Well, we had 'bonus day' at work this week. I KNOW! A freaking BONUS DAY! Where we get extra money as a reward for meeting things like 'targets' and 'goals'! It's amazing, right?

Note: it would be way MORE amazing if the bonus wasn't taxed to Kingdom Come (and back!), but that's not a point I'm willing to argue with the bean-counters and folks at the IRS who make up stupid rules drive regular people like me and you crazy with dread and confusion. Oh, no. I'm taking my half-a-bonus and doing the following with it:

Being grateful for it
Shift some money to savings
Give some money to church (a real tithe on this one, as it's totally an 'increase' and not at all slated for anything like bills.)
Pay Biff back for the new kitchen table
And throw the rest at credit card and other debt.

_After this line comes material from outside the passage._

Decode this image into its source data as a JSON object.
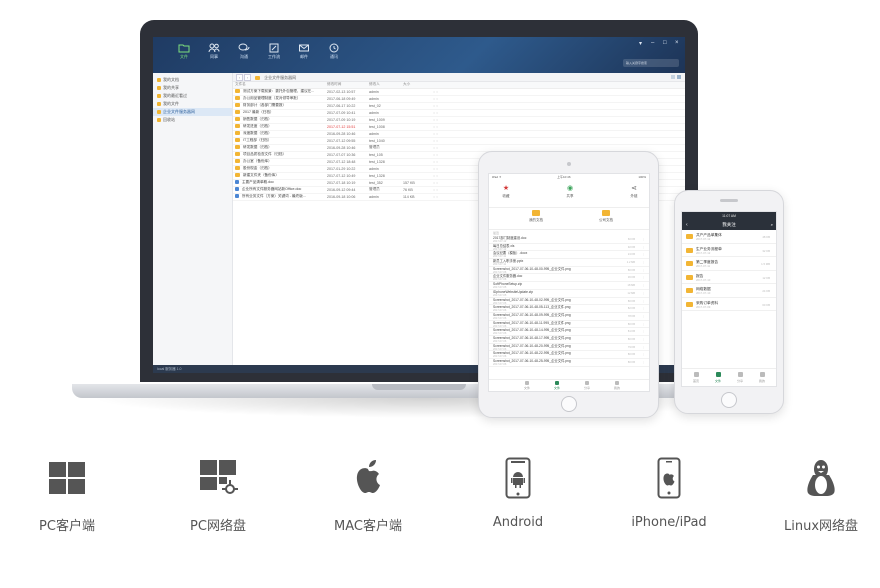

See how that works? I can get stuff with the crazy bonus money. Oh, yes, it's a sad truth that with the half-a-bonus I'm giving up in taxes and 401K contributions I could have done other stuff like 'pay OFF credit card' or 'purchase CAR,' but no. Not this time. I'll have to do things like budget and save for those; however, I am NOT waiting for new furniture.

Because? The couch is a LIE, and I can't have that in my house. It's simply not a good role model for the Things.


I'm going to go look at pictures of leather couches now and try to contain the drooling. Y'all have a good day - Tiff out.